Add CXX API for MatchaTTS models (#1676)

2025-01-03 14:16:36 +08:00
parent 9aa4897a9e
commit 648903834b
12 changed files with 403 additions and 8 deletions
--- a/sherpa-onnx/c-api/cxx-api.h
+++ b/sherpa-onnx/c-api/cxx-api.h
@@ -97,6 +97,10 @@ struct Wave {

 SHERPA_ONNX_API Wave ReadWave(const std::string &filename);

+// Return true on success;
+// Return false on failure
+SHERPA_ONNX_API bool WriteWave(const std::string &filename, const Wave &wave);
+
 template <typename Derived, typename T>
 class SHERPA_ONNX_API MoveOnly {
 public:
@@ -307,6 +311,91 @@ class SHERPA_ONNX_API OfflineRecognizer
  explicit OfflineRecognizer(const SherpaOnnxOfflineRecognizer *p);
 };

+// ============================================================================
+// Non-streaming TTS
+// ============================================================================
+struct OfflineTtsVitsModelConfig {
+  std::string model;
+  std::string lexicon;
+  std::string tokens;
+  std::string data_dir;
+  std::string dict_dir;
+
+  float noise_scale = 0.667;
+  float noise_scale_w = 0.8;
+  float length_scale = 1.0;  // < 1, faster in speed; > 1, slower in speed
+};
+
+struct OfflineTtsMatchaModelConfig {
+  std::string acoustic_model;
+  std::string vocoder;
+  std::string lexicon;
+  std::string tokens;
+  std::string data_dir;
+  std::string dict_dir;
+
+  float noise_scale = 0.667;
+  float length_scale = 1.0;  // < 1, faster in speed; > 1, slower in speed
+};
+
+struct OfflineTtsModelConfig {
+  OfflineTtsVitsModelConfig vits;
+  OfflineTtsMatchaModelConfig matcha;
+  int32_t num_threads = 1;
+  bool debug = false;
+  std::string provider = "cpu";
+};
+
+struct OfflineTtsConfig {
+  OfflineTtsModelConfig model;
+  std::string rule_fsts;
+  std::string rule_fars;
+  int32_t max_num_sentences = 1;
+};
+
+struct GeneratedAudio {
+  std::vector<float> samples;  // in the range [-1, 1]
+  int32_t sample_rate;
+};
+
+// Return 1 to continue generating
+// Return 0 to stop generating
+using OfflineTtsCallback = int32_t (*)(const float *samples,
+                                       int32_t num_samples, float progress,
+                                       void *arg);
+
+class SHERPA_ONNX_API OfflineTts
+    : public MoveOnly<OfflineTts, SherpaOnnxOfflineTts> {
+ public:
+  static OfflineTts Create(const OfflineTtsConfig &config);
+
+  void Destroy(const SherpaOnnxOfflineTts *p) const;
+
+  // Return the sample rate of the generated audio
+  int32_t SampleRate() const;
+
+  // Number of supported speakers.
+  // If it supports only a single speaker, then it return 0 or 1.
+  int32_t NumSpeakers() const;
+
+  // @param text A string containing words separated by spaces
+  // @param sid Speaker ID. Used only for multi-speaker models, e.g., models
+  //            trained using the VCTK dataset.
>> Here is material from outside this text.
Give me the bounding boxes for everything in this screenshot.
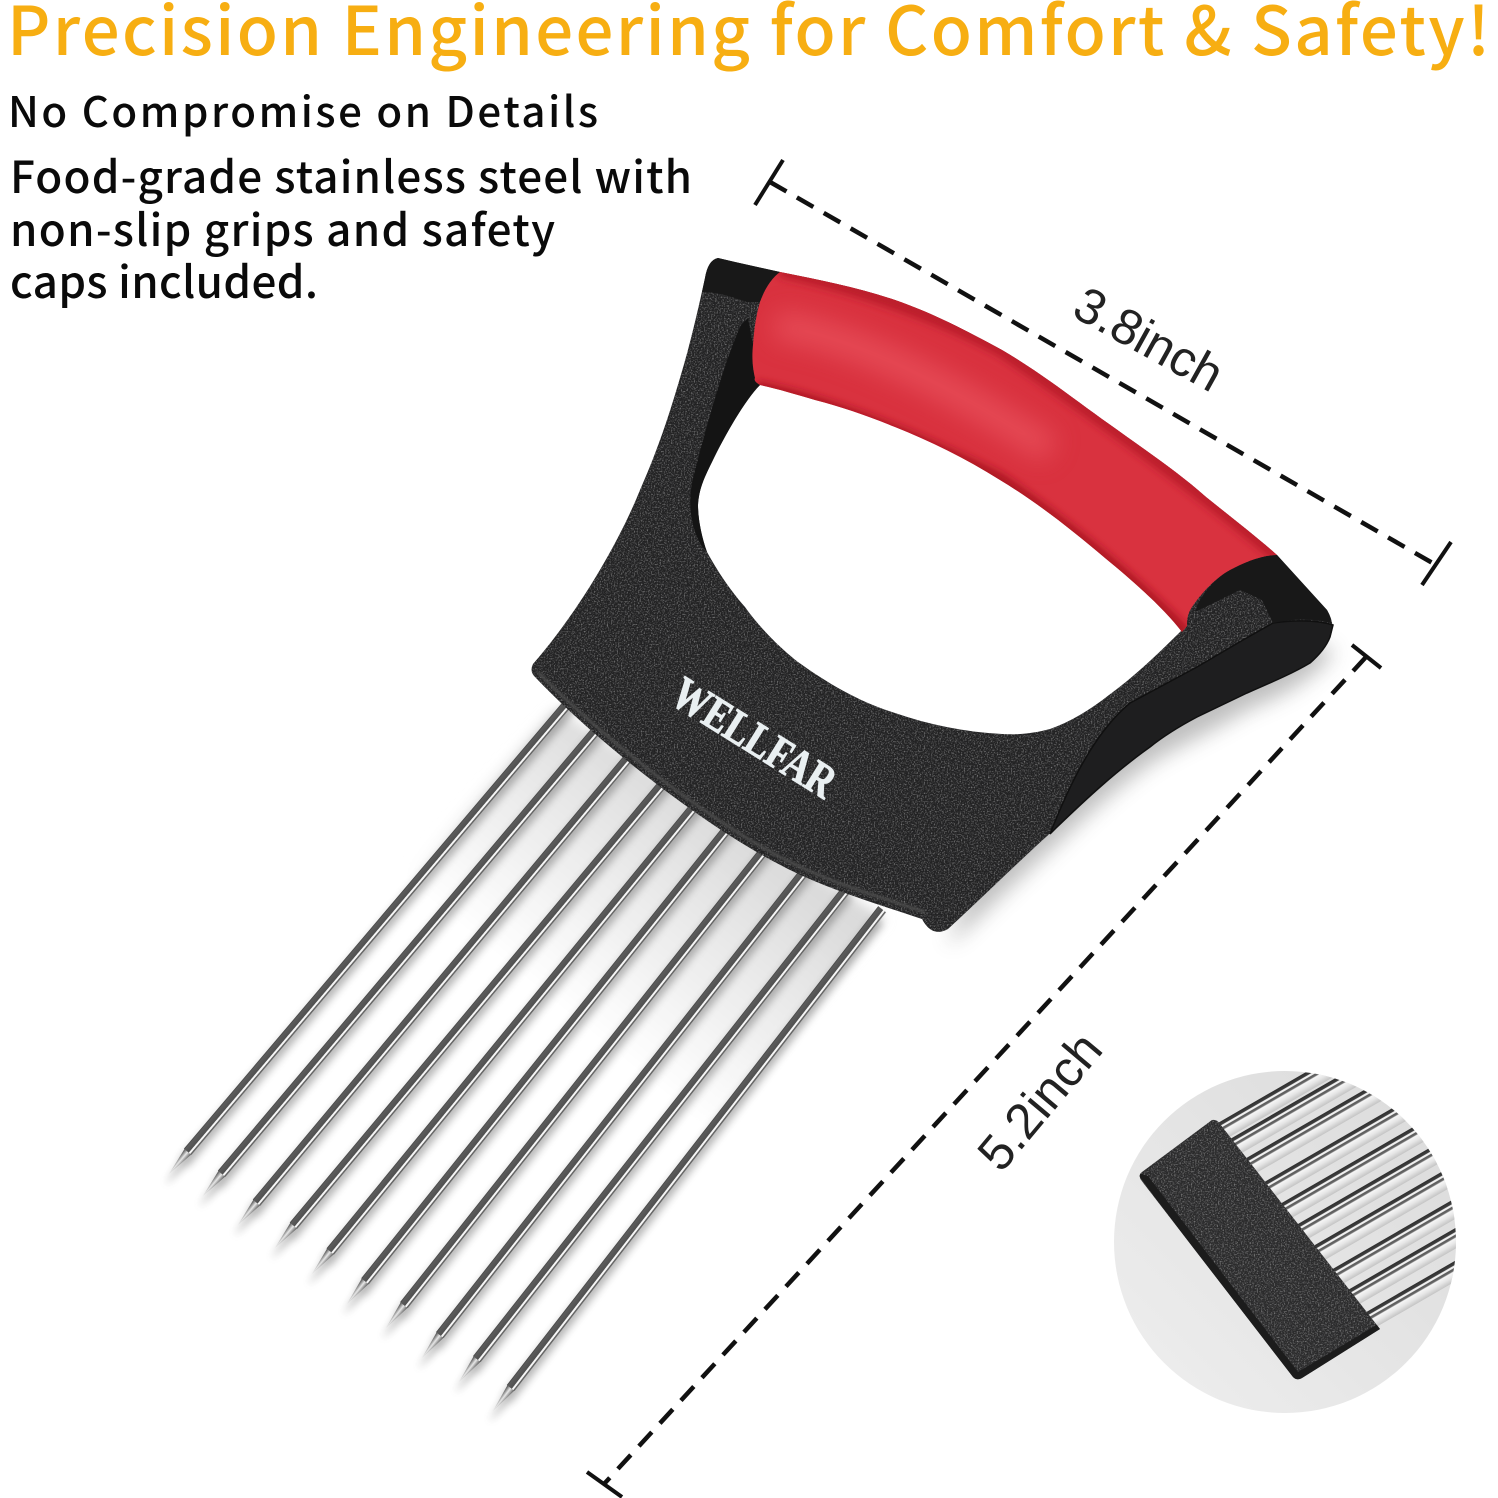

It is not used for
+  //            single-speaker models, e.g., models trained using the ljspeech
+  //            dataset.
+  // @param speed The speed for the generated speech. E.g., 2 means 2x faster.
+  // @param callback If not NULL, it is called whenever config.max_num_sentences
+  //                 sentences have been processed. The callback is called in
+  //                 the current thread.
+  GeneratedAudio Generate(const std::string &text, int32_t sid = 0,
+                          float speed = 1.0,
+                          OfflineTtsCallback callback = nullptr,
+                          void *arg = nullptr) const;
+
+ private:
+  explicit OfflineTts(const SherpaOnnxOfflineTts *p);
+};
+
 }  // namespace sherpa_onnx::cxx

 #endif  // SHERPA_ONNX_C_API_CXX_API_H_